After meeting for a nearly an hour in executive session Monday to discuss ongoing litigation, the Board of Education voted, 4-2, to recall two workers for the district’s maintenance department, using a union-approved recall list in determining the callbacks.

At the top of that list are two of the three men who filed the lawsuit last September in U.S. District Court – Michael Bryniarski and Matthew Blattenberger. The third plaintiff, Munir Mohsin, is fourth on the callback list.

The district’s attorney, Richard S. Juda Jr., said Tuesday that the vote was part of an effort to “further settlement negotiations” between the district and the plaintiffs. “It hopefully will lead to a potential settlement,” Juda said.

School Board President Leonard Kowalski also said he hoped the call- backs would help the district put the matter behind it.

“With any kind of lawsuit, you never know where things are headed,” he said. “On top of that, the schools are in pretty bad shape, too.”

The district did not have enough people on staff to care for buildings and grounds, Kowalski said.
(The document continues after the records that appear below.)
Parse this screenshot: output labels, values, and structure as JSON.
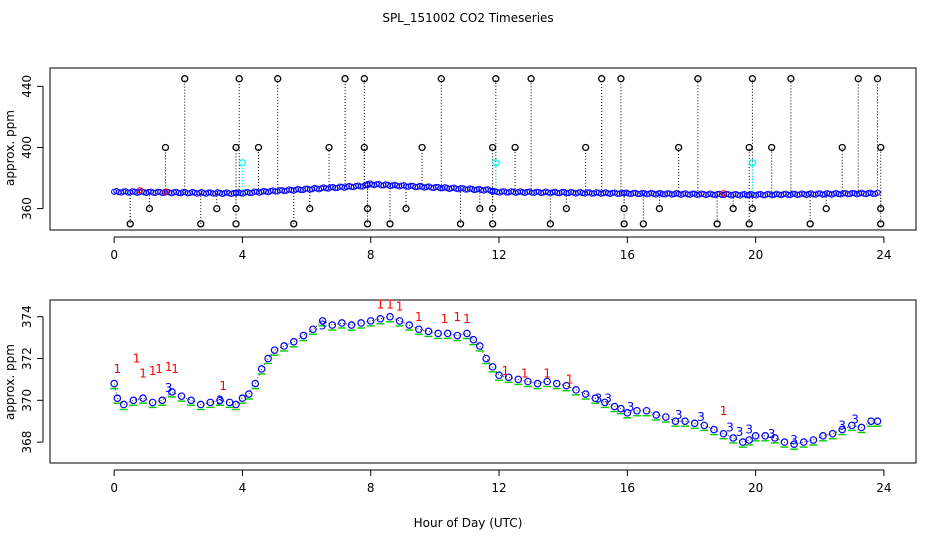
{
  "figure": {
    "title": "SPL_151002  CO2 Timeseries",
    "xlabel": "Hour of Day (UTC)"
  },
  "colors": {
    "measured": "#0000ff",
    "standard": "#00ffff",
    "spike": "#000000",
    "flag1": "#ff0000",
    "flag2": "#00cc00"
  },
  "chart_data": [
    {
      "type": "scatter",
      "panel": "top",
      "ylabel": "approx. ppm",
      "xlim": [
        -2,
        25
      ],
      "ylim": [
        346,
        452
      ],
      "xticks": [
        0,
        4,
        8,
        12,
        16,
        20,
        24
      ],
      "yticks": [
        360,
        400,
        440
      ],
      "baseline_segments": [
        {
          "x": [
            0.0,
            3.8
          ],
          "y": [
            371,
            370
          ]
        },
        {
          "x": [
            3.8,
            7.9
          ],
          "y": [
            370,
            375
          ]
        },
        {
          "x": [
            7.9,
            11.8
          ],
          "y": [
            376,
            372
          ]
        },
        {
          "x": [
            11.8,
            15.9
          ],
          "y": [
            371,
            370
          ]
        },
        {
          "x": [
            15.9,
            19.8
          ],
          "y": [
            370,
            369
          ]
        },
        {
          "x": [
            19.8,
            23.8
          ],
          "y": [
            369,
            370
          ]
        }
      ],
      "high_spikes": [
        {
          "x": 2.2,
          "y": 445
        },
        {
          "x": 3.9,
          "y": 445
        },
        {
          "x": 5.1,
          "y": 445
        },
        {
          "x": 7.2,
          "y": 445
        },
        {
          "x": 7.8,
          "y": 445
        },
        {
          "x": 10.2,
          "y": 445
        },
        {
          "x": 11.9,
          "y": 445
        },
        {
          "x": 13.0,
          "y": 445
        },
        {
          "x": 15.2,
          "y": 445
        },
        {
          "x": 15.8,
          "y": 445
        },
        {
          "x": 18.2,
          "y": 445
        },
        {
          "x": 19.9,
          "y": 445
        },
        {
          "x": 21.1,
          "y": 445
        },
        {
          "x": 23.2,
          "y": 445
        },
        {
          "x": 23.8,
          "y": 445
        },
        {
          "x": 1.6,
          "y": 400
        },
        {
          "x": 3.8,
          "y": 400
        },
        {
          "x": 4.5,
          "y": 400
        },
        {
          "x": 6.7,
          "y": 400
        },
        {
          "x": 7.8,
          "y": 400
        },
        {
          "x": 9.6,
          "y": 400
        },
        {
          "x": 11.8,
          "y": 400
        },
        {
          "x": 12.5,
          "y": 400
        },
        {
          "x": 14.7,
          "y": 400
        },
        {
          "x": 17.6,
          "y": 400
        },
        {
          "x": 19.8,
          "y": 400
        },
        {
          "x": 20.5,
          "y": 400
        },
        {
          "x": 22.7,
          "y": 400
        },
        {
          "x": 23.9,
          "y": 400
        }
      ],
      "low_spikes": [
        {
          "x": 0.5,
          "y": 350
        },
        {
          "x": 1.1,
          "y": 360
        },
        {
          "x": 2.7,
          "y": 350
        },
        {
          "x": 3.2,
          "y": 360
        },
        {
          "x": 3.8,
          "y": 350
        },
        {
          "x": 3.8,
          "y": 360
        },
        {
          "x": 5.6,
          "y": 350
        },
        {
          "x": 6.1,
          "y": 360
        },
        {
          "x": 7.9,
          "y": 350
        },
        {
          "x": 7.9,
          "y": 360
        },
        {
          "x": 8.6,
          "y": 350
        },
        {
          "x": 9.1,
          "y": 360
        },
        {
          "x": 10.8,
          "y": 350
        },
        {
          "x": 11.4,
          "y": 360
        },
        {
          "x": 11.8,
          "y": 350
        },
        {
          "x": 11.8,
          "y": 360
        },
        {
          "x": 13.6,
          "y": 350
        },
        {
          "x": 14.1,
          "y": 360
        },
        {
          "x": 15.9,
          "y": 350
        },
        {
          "x": 15.9,
          "y": 360
        },
        {
          "x": 16.5,
          "y": 350
        },
        {
          "x": 17.0,
          "y": 360
        },
        {
          "x": 18.8,
          "y": 350
        },
        {
          "x": 19.3,
          "y": 360
        },
        {
          "x": 19.8,
          "y": 350
        },
        {
          "x": 19.9,
          "y": 360
        },
        {
          "x": 21.7,
          "y": 350
        },
        {
          "x": 22.2,
          "y": 360
        },
        {
          "x": 23.9,
          "y": 350
        },
        {
          "x": 23.9,
          "y": 360
        }
      ],
      "standard_points": [
        {
          "x": 4.0,
          "y": 390
        },
        {
          "x": 11.9,
          "y": 390
        },
        {
          "x": 19.9,
          "y": 390
        }
      ],
      "red_points": [
        {
          "x": 0.8,
          "y": 372
        },
        {
          "x": 1.6,
          "y": 371
        },
        {
          "x": 19.0,
          "y": 370
        }
      ]
    },
    {
      "type": "scatter",
      "panel": "bottom",
      "ylabel": "approx. ppm",
      "xlim": [
        -2,
        25
      ],
      "ylim": [
        367.0,
        374.8
      ],
      "xticks": [
        0,
        4,
        8,
        12,
        16,
        20,
        24
      ],
      "yticks": [
        368,
        370,
        372,
        374
      ],
      "series": [
        {
          "name": "CO2",
          "x": [
            0.0,
            0.1,
            0.3,
            0.6,
            0.9,
            1.2,
            1.5,
            1.8,
            2.1,
            2.4,
            2.7,
            3.0,
            3.3,
            3.6,
            3.8,
            4.0,
            4.2,
            4.4,
            4.6,
            4.8,
            5.0,
            5.3,
            5.6,
            5.9,
            6.2,
            6.5,
            6.8,
            7.1,
            7.4,
            7.7,
            8.0,
            8.3,
            8.6,
            8.9,
            9.2,
            9.5,
            9.8,
            10.1,
            10.4,
            10.7,
            11.0,
            11.2,
            11.4,
            11.6,
            11.8,
            12.0,
            12.3,
            12.6,
            12.9,
            13.2,
            13.5,
            13.8,
            14.1,
            14.4,
            14.7,
            15.0,
            15.3,
            15.6,
            15.8,
            16.0,
            16.3,
            16.6,
            16.9,
            17.2,
            17.5,
            17.8,
            18.1,
            18.4,
            18.7,
            19.0,
            19.3,
            19.6,
            19.8,
            20.0,
            20.3,
            20.6,
            20.9,
            21.2,
            21.5,
            21.8,
            22.1,
            22.4,
            22.7,
            23.0,
            23.3,
            23.6,
            23.8
          ],
          "y": [
            370.8,
            370.1,
            369.8,
            370.0,
            370.1,
            369.9,
            370.0,
            370.4,
            370.2,
            370.0,
            369.8,
            369.9,
            370.0,
            369.9,
            369.8,
            370.1,
            370.3,
            370.8,
            371.5,
            372.0,
            372.4,
            372.6,
            372.8,
            373.1,
            373.4,
            373.8,
            373.6,
            373.7,
            373.6,
            373.7,
            373.8,
            373.9,
            374.0,
            373.8,
            373.6,
            373.4,
            373.3,
            373.2,
            373.2,
            373.1,
            373.2,
            372.9,
            372.6,
            372.0,
            371.6,
            371.2,
            371.1,
            371.0,
            370.9,
            370.8,
            370.9,
            370.8,
            370.7,
            370.5,
            370.3,
            370.1,
            369.9,
            369.7,
            369.6,
            369.4,
            369.5,
            369.5,
            369.3,
            369.2,
            369.0,
            369.0,
            368.9,
            368.8,
            368.6,
            368.4,
            368.2,
            368.0,
            368.1,
            368.3,
            368.3,
            368.2,
            368.0,
            367.9,
            368.0,
            368.1,
            368.3,
            368.4,
            368.6,
            368.8,
            368.7,
            369.0,
            369.0
          ]
        },
        {
          "name": "flag 1",
          "x": [
            0.1,
            0.7,
            0.9,
            1.2,
            1.4,
            1.7,
            1.9,
            3.4,
            8.3,
            8.6,
            8.9,
            9.5,
            10.3,
            10.7,
            11.0,
            12.2,
            12.8,
            13.5,
            14.2,
            19.0
          ],
          "y": [
            371.3,
            371.8,
            371.1,
            371.2,
            371.3,
            371.4,
            371.3,
            370.5,
            374.4,
            374.4,
            374.3,
            373.8,
            373.7,
            373.8,
            373.7,
            371.2,
            371.1,
            371.1,
            370.8,
            369.3
          ]
        },
        {
          "name": "flag 3",
          "x": [
            1.7,
            3.3,
            6.5,
            15.1,
            15.4,
            16.1,
            17.6,
            18.3,
            19.2,
            19.5,
            19.8,
            20.5,
            21.2,
            22.7,
            23.1
          ],
          "y": [
            370.4,
            369.8,
            373.4,
            369.9,
            369.9,
            369.5,
            369.1,
            369.0,
            368.5,
            368.3,
            368.4,
            368.2,
            367.9,
            368.6,
            368.9
          ]
        }
      ]
    }
  ]
}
A mediator has been meeting with the two sides to hash out a deal. The district is represented by an outside attorney paid through the district’s liability insurance coverage, he said.

Andrew P. Fleming, the lawyer representing Bryniarski, Blattenberger and Mohsin, declined to comment Tuesday.

Mohsin, Bryniarski and Blattenberger accused the district of eliminating their jobs in 2010 as retribution for a discrimination complaint lodged with the state Division of Human Rights in 2007 by Mohsin, a Muslim Yemeni-American. Bryniarski and Blattenberger signed statements saying they witnessed racial, ethnic origin and religious discrimination and harassment against Mohsin. Mohsin reached a financial settlement with the district in 2009.

All three men were fired as part of a July 6, 2010, School Board resolution that abolished four maintenance positions and created two new custodian positions.

The district had argued that the moves were an effort to cut costs in light of decreased state aid, while Fleming’s court papers portrayed some former School Board members as vindictive micromanagers intent on ousting the three men as soon as they attained a majority vote on the board.

None of the current seven board members was serving on the board in 2010.

The board’s vote Monday had to be amended in a canvas telephone vote Tuesday, because the original resolution failed to re-create the maintenance positions that were abolished in 2010.

Blattenberger and Mohsin are expected to be the two employees called back. Bryniarski and another laid-off worker were likely to turn down the recalls because they found better employment elsewhere, according to multiple sources. Tuesday was the deadline for the callbacks under a three-year window stipulated by a union contract.